The Impact of Surface Passivation on Kapitza Resistance at the Interface between a Semiconductor and Liquid Nitrogen

TL;DR

This study examines how silicon nitride passivation layers affect the Kapitza resistance at the interface between a semiconductor and liquid nitrogen, revealing that thicker passivation layers increase thermal boundary resistance.

Contribution

It provides experimental measurements of Kapitza resistance variations with SiN passivation thickness at cryogenic temperatures, highlighting the impact of surface passivation on thermal interface conductance.

Findings

Kapitza resistance increases with passivation thickness.

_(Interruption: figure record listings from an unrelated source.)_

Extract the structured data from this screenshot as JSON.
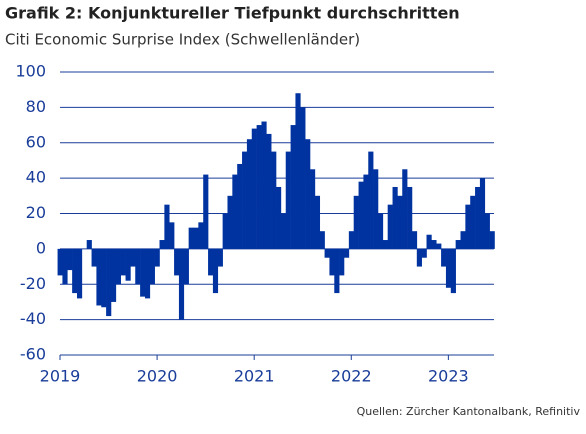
{
  "chart_data": {
    "type": "bar",
    "title": "Grafik 2: Konjunktureller Tiefpunkt durchschritten",
    "subtitle": "Citi Economic Surprise Index (Schwellenländer)",
    "source": "Quellen: Zürcher Kantonalbank, Refinitiv",
    "color": "#0033a0",
    "grid": true,
    "x": [
      2019.0,
      2019.05,
      2019.1,
      2019.15,
      2019.2,
      2019.25,
      2019.3,
      2019.35,
      2019.4,
      2019.45,
      2019.5,
      2019.55,
      2019.6,
      2019.65,
      2019.7,
      2019.75,
      2019.8,
      2019.85,
      2019.9,
      2019.95,
      2020.0,
      2020.05,
      2020.1,
      2020.15,
      2020.2,
      2020.25,
      2020.3,
      2020.35,
      2020.4,
      2020.45,
      2020.5,
      2020.55,
      2020.6,
      2020.65,
      2020.7,
      2020.75,
      2020.8,
      2020.85,
      2020.9,
      2020.95,
      2021.0,
      2021.05,
      2021.1,
      2021.15,
      2021.2,
      2021.25,
      2021.3,
      2021.35,
      2021.4,
      2021.45,
      2021.5,
      2021.55,
      2021.6,
      2021.65,
      2021.7,
      2021.75,
      2021.8,
      2021.85,
      2021.9,
      2021.95,
      2022.0,
      2022.05,
      2022.1,
      2022.15,
      2022.2,
      2022.25,
      2022.3,
      2022.35,
      2022.4,
      2022.45,
      2022.5,
      2022.55,
      2022.6,
      2022.65,
      2022.7,
      2022.75,
      2022.8,
      2022.85,
      2022.9,
      2022.95,
      2023.0,
      2023.05,
      2023.1,
      2023.15,
      2023.2,
      2023.25,
      2023.3,
      2023.35,
      2023.4,
      2023.45
    ],
    "values": [
      -15,
      -20,
      -12,
      -25,
      -28,
      0,
      5,
      -10,
      -32,
      -33,
      -38,
      -30,
      -20,
      -15,
      -18,
      -10,
      -20,
      -27,
      -28,
      -20,
      -10,
      5,
      25,
      15,
      -15,
      -40,
      -20,
      12,
      12,
      15,
      42,
      -15,
      -25,
      -10,
      20,
      30,
      42,
      48,
      55,
      62,
      68,
      70,
      72,
      65,
      55,
      35,
      20,
      55,
      70,
      88,
      80,
      62,
      45,
      30,
      10,
      -5,
      -15,
      -25,
      -15,
      -5,
      10,
      30,
      38,
      42,
      55,
      45,
      20,
      5,
      25,
      35,
      30,
      45,
      35,
      10,
      -10,
      -5,
      8,
      5,
      3,
      -10,
      -22,
      -25,
      5,
      10,
      25,
      30,
      35,
      40,
      20,
      10
    ],
    "xlim": [
      2019,
      2023.47
    ],
    "xticks": [
      2019,
      2020,
      2021,
      2022,
      2023
    ],
    "ylim": [
      -60,
      100
    ],
    "yticks": [
      -60,
      -40,
      -20,
      0,
      20,
      40,
      60,
      80,
      100
    ]
  }
}
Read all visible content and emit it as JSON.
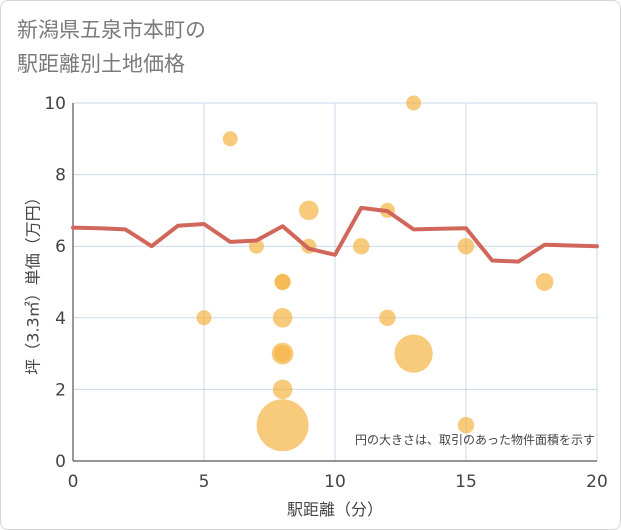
{
  "title": "新潟県五泉市本町の\n駅距離別土地価格",
  "chart_data": {
    "type": "scatter",
    "title": "新潟県五泉市本町の駅距離別土地価格",
    "xlabel": "駅距離（分）",
    "ylabel": "坪（3.3㎡）単価（万円）",
    "xlim": [
      0,
      20
    ],
    "ylim": [
      0,
      10
    ],
    "x_ticks": [
      "0",
      "5",
      "10",
      "15",
      "20"
    ],
    "y_ticks": [
      "0",
      "2",
      "4",
      "6",
      "8",
      "10"
    ],
    "grid": true,
    "note": "円の大きさは、取引のあった物件面積を示す",
    "colors": {
      "bubble": "#f5b548",
      "line": "#d0675a",
      "grid": "#c9d8ea",
      "axis": "#555555"
    },
    "scatter_points": [
      {
        "x": 5,
        "y": 4,
        "size": 1
      },
      {
        "x": 6,
        "y": 9,
        "size": 1
      },
      {
        "x": 7,
        "y": 6,
        "size": 1
      },
      {
        "x": 8,
        "y": 5,
        "size": 1.2
      },
      {
        "x": 8,
        "y": 5,
        "size": 1.1
      },
      {
        "x": 8,
        "y": 4,
        "size": 1.7
      },
      {
        "x": 8,
        "y": 3,
        "size": 2.1
      },
      {
        "x": 8,
        "y": 3,
        "size": 1.3
      },
      {
        "x": 8,
        "y": 2,
        "size": 1.7
      },
      {
        "x": 8,
        "y": 1,
        "size": 12
      },
      {
        "x": 9,
        "y": 7,
        "size": 1.7
      },
      {
        "x": 9,
        "y": 6,
        "size": 1
      },
      {
        "x": 11,
        "y": 6,
        "size": 1.2
      },
      {
        "x": 12,
        "y": 7,
        "size": 1
      },
      {
        "x": 12,
        "y": 4,
        "size": 1.2
      },
      {
        "x": 13,
        "y": 10,
        "size": 1
      },
      {
        "x": 13,
        "y": 3,
        "size": 6.5
      },
      {
        "x": 15,
        "y": 6,
        "size": 1.2
      },
      {
        "x": 15,
        "y": 1,
        "size": 1.2
      },
      {
        "x": 18,
        "y": 5,
        "size": 1.4
      }
    ],
    "trend_line": [
      {
        "x": 0,
        "y": 6.52
      },
      {
        "x": 1,
        "y": 6.5
      },
      {
        "x": 2,
        "y": 6.47
      },
      {
        "x": 3,
        "y": 6.0
      },
      {
        "x": 4,
        "y": 6.57
      },
      {
        "x": 5,
        "y": 6.62
      },
      {
        "x": 6,
        "y": 6.12
      },
      {
        "x": 7,
        "y": 6.16
      },
      {
        "x": 8,
        "y": 6.56
      },
      {
        "x": 9,
        "y": 5.93
      },
      {
        "x": 10,
        "y": 5.76
      },
      {
        "x": 11,
        "y": 7.07
      },
      {
        "x": 12,
        "y": 6.98
      },
      {
        "x": 13,
        "y": 6.47
      },
      {
        "x": 14,
        "y": 6.49
      },
      {
        "x": 15,
        "y": 6.5
      },
      {
        "x": 16,
        "y": 5.6
      },
      {
        "x": 17,
        "y": 5.57
      },
      {
        "x": 18,
        "y": 6.04
      },
      {
        "x": 19,
        "y": 6.02
      },
      {
        "x": 20,
        "y": 6.0
      }
    ]
  }
}
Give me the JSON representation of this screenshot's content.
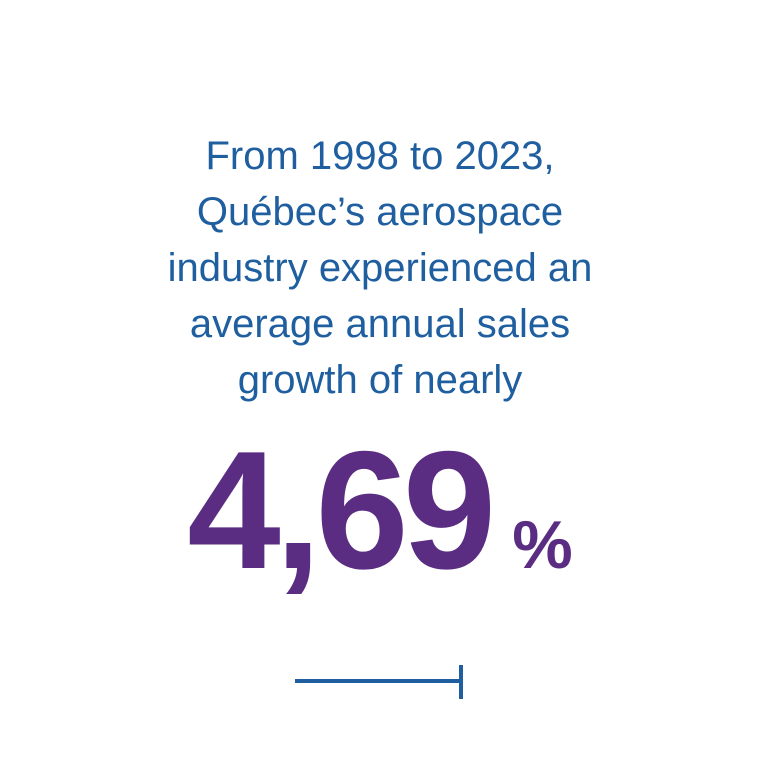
{
  "headline": {
    "lines": [
      "From 1998 to 2023,",
      "Québec’s aerospace",
      "industry experienced an",
      "average annual sales",
      "growth of nearly"
    ]
  },
  "stat": {
    "value": "4,69",
    "unit": "%"
  },
  "colors": {
    "headline_text": "#1f5fa0",
    "stat_text": "#5a2d82",
    "rule": "#1f5fa0",
    "background": "#ffffff"
  }
}
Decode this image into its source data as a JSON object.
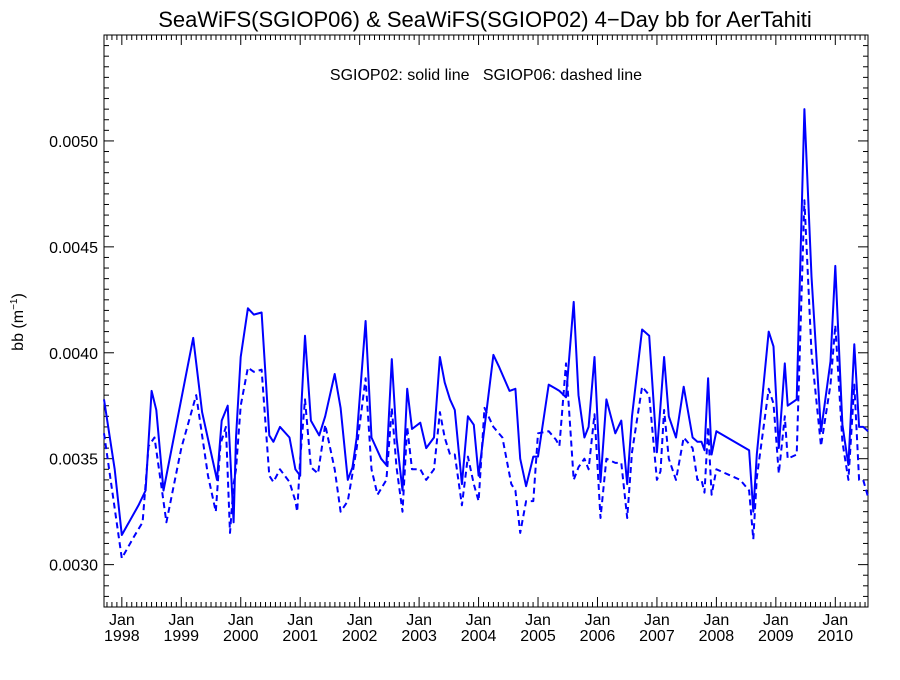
{
  "chart_data": {
    "type": "line",
    "title": "SeaWiFS(SGIOP06) & SeaWiFS(SGIOP02) 4−Day bb for AerTahiti",
    "annotation": "SGIOP02: solid line   SGIOP06: dashed line",
    "xlabel": "",
    "ylabel": "bb (m",
    "ylabel_sup": "−1",
    "ylabel_close": ")",
    "ylim": [
      0.0028,
      0.0055
    ],
    "xlim": [
      1997.7,
      2010.55
    ],
    "y_ticks": [
      {
        "v": 0.003,
        "label": "0.0030"
      },
      {
        "v": 0.0035,
        "label": "0.0035"
      },
      {
        "v": 0.004,
        "label": "0.0040"
      },
      {
        "v": 0.0045,
        "label": "0.0045"
      },
      {
        "v": 0.005,
        "label": "0.0050"
      }
    ],
    "x_ticks": [
      {
        "v": 1998.0,
        "month": "Jan",
        "year": "1998"
      },
      {
        "v": 1999.0,
        "month": "Jan",
        "year": "1999"
      },
      {
        "v": 2000.0,
        "month": "Jan",
        "year": "2000"
      },
      {
        "v": 2001.0,
        "month": "Jan",
        "year": "2001"
      },
      {
        "v": 2002.0,
        "month": "Jan",
        "year": "2002"
      },
      {
        "v": 2003.0,
        "month": "Jan",
        "year": "2003"
      },
      {
        "v": 2004.0,
        "month": "Jan",
        "year": "2004"
      },
      {
        "v": 2005.0,
        "month": "Jan",
        "year": "2005"
      },
      {
        "v": 2006.0,
        "month": "Jan",
        "year": "2006"
      },
      {
        "v": 2007.0,
        "month": "Jan",
        "year": "2007"
      },
      {
        "v": 2008.0,
        "month": "Jan",
        "year": "2008"
      },
      {
        "v": 2009.0,
        "month": "Jan",
        "year": "2009"
      },
      {
        "v": 2010.0,
        "month": "Jan",
        "year": "2010"
      }
    ],
    "line_color": "#0000ff",
    "series": [
      {
        "style": "solid",
        "x": [
          1997.7,
          1997.88,
          1998.0,
          1998.28,
          1998.4,
          1998.5,
          1998.58,
          1998.7,
          1999.2,
          1999.35,
          1999.6,
          1999.68,
          1999.78,
          1999.88,
          1999.92,
          2000.0,
          2000.12,
          2000.22,
          2000.35,
          2000.48,
          2000.55,
          2000.66,
          2000.82,
          2000.92,
          2001.0,
          2001.02,
          2001.08,
          2001.18,
          2001.32,
          2001.42,
          2001.58,
          2001.68,
          2001.8,
          2001.88,
          2001.95,
          2002.1,
          2002.2,
          2002.36,
          2002.45,
          2002.54,
          2002.62,
          2002.72,
          2002.8,
          2002.88,
          2003.02,
          2003.12,
          2003.25,
          2003.35,
          2003.43,
          2003.52,
          2003.6,
          2003.72,
          2003.82,
          2003.92,
          2004.0,
          2004.25,
          2004.35,
          2004.52,
          2004.62,
          2004.7,
          2004.8,
          2004.92,
          2005.0,
          2005.18,
          2005.3,
          2005.36,
          2005.47,
          2005.6,
          2005.68,
          2005.78,
          2005.85,
          2005.95,
          2006.05,
          2006.15,
          2006.3,
          2006.4,
          2006.5,
          2006.58,
          2006.75,
          2006.87,
          2007.0,
          2007.06,
          2007.12,
          2007.2,
          2007.32,
          2007.45,
          2007.6,
          2007.68,
          2007.75,
          2007.8,
          2007.86,
          2007.92,
          2008.0,
          2008.55,
          2008.62,
          2008.68,
          2008.88,
          2008.96,
          2009.05,
          2009.15,
          2009.2,
          2009.35,
          2009.48,
          2009.6,
          2009.76,
          2009.92,
          2010.0,
          2010.12,
          2010.22,
          2010.32,
          2010.4,
          2010.47,
          2010.55
        ],
        "y": [
          0.00378,
          0.00345,
          0.00314,
          0.00328,
          0.00335,
          0.00382,
          0.00373,
          0.00335,
          0.00407,
          0.00372,
          0.0034,
          0.00368,
          0.00375,
          0.0032,
          0.0036,
          0.00398,
          0.00421,
          0.00418,
          0.00419,
          0.00361,
          0.00358,
          0.00365,
          0.0036,
          0.00345,
          0.00342,
          0.00375,
          0.00408,
          0.00368,
          0.00361,
          0.0037,
          0.0039,
          0.00374,
          0.0034,
          0.00346,
          0.0036,
          0.00415,
          0.0036,
          0.0035,
          0.00347,
          0.00397,
          0.0036,
          0.00335,
          0.00383,
          0.00364,
          0.00367,
          0.00355,
          0.0036,
          0.00398,
          0.00386,
          0.00378,
          0.00373,
          0.00338,
          0.0037,
          0.00366,
          0.00342,
          0.00399,
          0.00393,
          0.00382,
          0.00383,
          0.0035,
          0.00337,
          0.00351,
          0.00351,
          0.00385,
          0.00383,
          0.00382,
          0.00379,
          0.00424,
          0.0038,
          0.0036,
          0.00365,
          0.00398,
          0.00339,
          0.00378,
          0.00362,
          0.00368,
          0.00338,
          0.0037,
          0.00411,
          0.00408,
          0.00353,
          0.00375,
          0.00398,
          0.0037,
          0.0036,
          0.00384,
          0.0036,
          0.00358,
          0.00358,
          0.00354,
          0.00388,
          0.00352,
          0.00363,
          0.00354,
          0.00325,
          0.00352,
          0.0041,
          0.00403,
          0.00355,
          0.00395,
          0.00375,
          0.00378,
          0.00515,
          0.00436,
          0.00363,
          0.00396,
          0.00441,
          0.00366,
          0.00347,
          0.00404,
          0.00365,
          0.00365,
          0.00363
        ]
      },
      {
        "style": "dashed",
        "x": [
          1997.7,
          1998.0,
          1998.2,
          1998.35,
          1998.45,
          1998.55,
          1998.65,
          1998.75,
          1999.0,
          1999.25,
          1999.45,
          1999.58,
          1999.66,
          1999.75,
          1999.82,
          1999.88,
          1999.92,
          2000.0,
          2000.12,
          2000.22,
          2000.35,
          2000.48,
          2000.55,
          2000.66,
          2000.82,
          2000.92,
          2000.95,
          2001.0,
          2001.08,
          2001.18,
          2001.3,
          2001.42,
          2001.58,
          2001.68,
          2001.8,
          2001.88,
          2001.95,
          2002.1,
          2002.2,
          2002.3,
          2002.45,
          2002.54,
          2002.62,
          2002.72,
          2002.8,
          2002.88,
          2003.02,
          2003.12,
          2003.25,
          2003.35,
          2003.43,
          2003.52,
          2003.6,
          2003.72,
          2003.82,
          2003.92,
          2004.0,
          2004.1,
          2004.25,
          2004.4,
          2004.55,
          2004.62,
          2004.7,
          2004.8,
          2004.92,
          2005.0,
          2005.18,
          2005.3,
          2005.36,
          2005.47,
          2005.6,
          2005.68,
          2005.78,
          2005.85,
          2005.95,
          2006.05,
          2006.15,
          2006.3,
          2006.4,
          2006.5,
          2006.58,
          2006.75,
          2006.87,
          2007.0,
          2007.06,
          2007.12,
          2007.2,
          2007.32,
          2007.45,
          2007.6,
          2007.68,
          2007.75,
          2007.8,
          2007.86,
          2007.92,
          2008.0,
          2008.4,
          2008.55,
          2008.62,
          2008.68,
          2008.88,
          2008.96,
          2009.05,
          2009.15,
          2009.2,
          2009.35,
          2009.48,
          2009.6,
          2009.76,
          2009.92,
          2010.0,
          2010.12,
          2010.22,
          2010.32,
          2010.4,
          2010.47,
          2010.55
        ],
        "y": [
          0.00362,
          0.00303,
          0.00313,
          0.0032,
          0.00356,
          0.0036,
          0.0034,
          0.0032,
          0.00355,
          0.0038,
          0.00342,
          0.00325,
          0.00357,
          0.00365,
          0.00315,
          0.00338,
          0.00345,
          0.00375,
          0.00393,
          0.00391,
          0.00392,
          0.00342,
          0.00339,
          0.00345,
          0.00339,
          0.0033,
          0.00325,
          0.0035,
          0.00378,
          0.00346,
          0.00343,
          0.00366,
          0.00345,
          0.00325,
          0.0033,
          0.00343,
          0.00355,
          0.00388,
          0.00345,
          0.00333,
          0.0034,
          0.00374,
          0.00346,
          0.00325,
          0.00365,
          0.00345,
          0.00345,
          0.0034,
          0.00345,
          0.00372,
          0.0036,
          0.00352,
          0.00352,
          0.00328,
          0.00351,
          0.00338,
          0.0033,
          0.00374,
          0.00365,
          0.0036,
          0.00338,
          0.00335,
          0.00315,
          0.0033,
          0.0033,
          0.00362,
          0.00363,
          0.00359,
          0.00356,
          0.00395,
          0.0034,
          0.00346,
          0.0035,
          0.00345,
          0.00371,
          0.00322,
          0.0035,
          0.00348,
          0.00348,
          0.00322,
          0.00353,
          0.00384,
          0.0038,
          0.0034,
          0.00344,
          0.00373,
          0.0035,
          0.0034,
          0.0036,
          0.00355,
          0.0034,
          0.0034,
          0.00334,
          0.00365,
          0.00333,
          0.00345,
          0.0034,
          0.00335,
          0.00312,
          0.00341,
          0.00383,
          0.00376,
          0.00343,
          0.0037,
          0.0035,
          0.00352,
          0.00472,
          0.004,
          0.00356,
          0.00385,
          0.00413,
          0.00358,
          0.0034,
          0.00385,
          0.0034,
          0.0034,
          0.00332
        ]
      }
    ]
  }
}
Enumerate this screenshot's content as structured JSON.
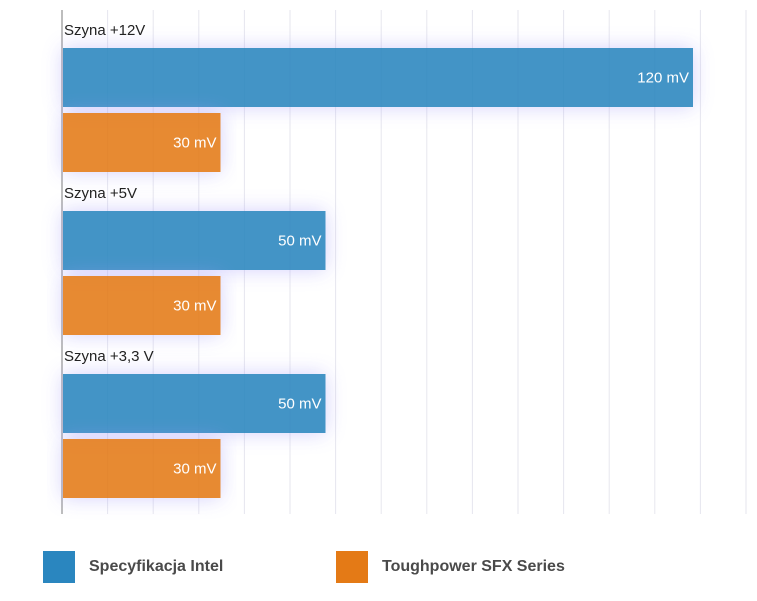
{
  "chart_data": {
    "type": "bar",
    "orientation": "horizontal",
    "categories": [
      "Szyna +12V",
      "Szyna +5V",
      "Szyna +3,3 V"
    ],
    "unit": "mV",
    "series": [
      {
        "name": "Specyfikacja Intel",
        "values": [
          120,
          50,
          50
        ],
        "labels": [
          "120 mV",
          "50 mV",
          "50 mV"
        ],
        "color": "#2a86bf"
      },
      {
        "name": "Toughpower SFX Series",
        "values": [
          30,
          30,
          30
        ],
        "labels": [
          "30 mV",
          "30 mV",
          "30 mV"
        ],
        "color": "#e47a16"
      }
    ],
    "xlim": [
      0,
      130
    ],
    "grid": true,
    "legend": "bottom"
  }
}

Thicker SiN layers impede heat transfer at cryogenic interfaces.

Surface passivation significantly influences thermal boundary resistance.

Abstract

Cooling electronic devices to cryogenic temperatures (< 77 K) is crucial in various scientific and engineering domains. Efficient cooling involves the removal of heat generated from these devices through thermal contact with either a liquid cryogen or a dry cryostat cold stage. However, as these devices cool, thermal boundary resistance, also known as Kapitza resistance, hinders the heat flow across thermal interfaces, resulting in elevated device temperatures. In transistors, the presence of passivation layers like Silicon Nitride (SiN) introduces additional interfaces that further impede heat dissipation. This paper investigates the impact of passivation layer thickness on Kapitza resistance at the interface between a solid device and liquid nitrogen. The Kapitza resistance is measured using a capacitance thermometer that has been passivated with SiN layers ranging from 0 to 240 nm. We observe that Kapitza resistance increases with increasing passivation thickness.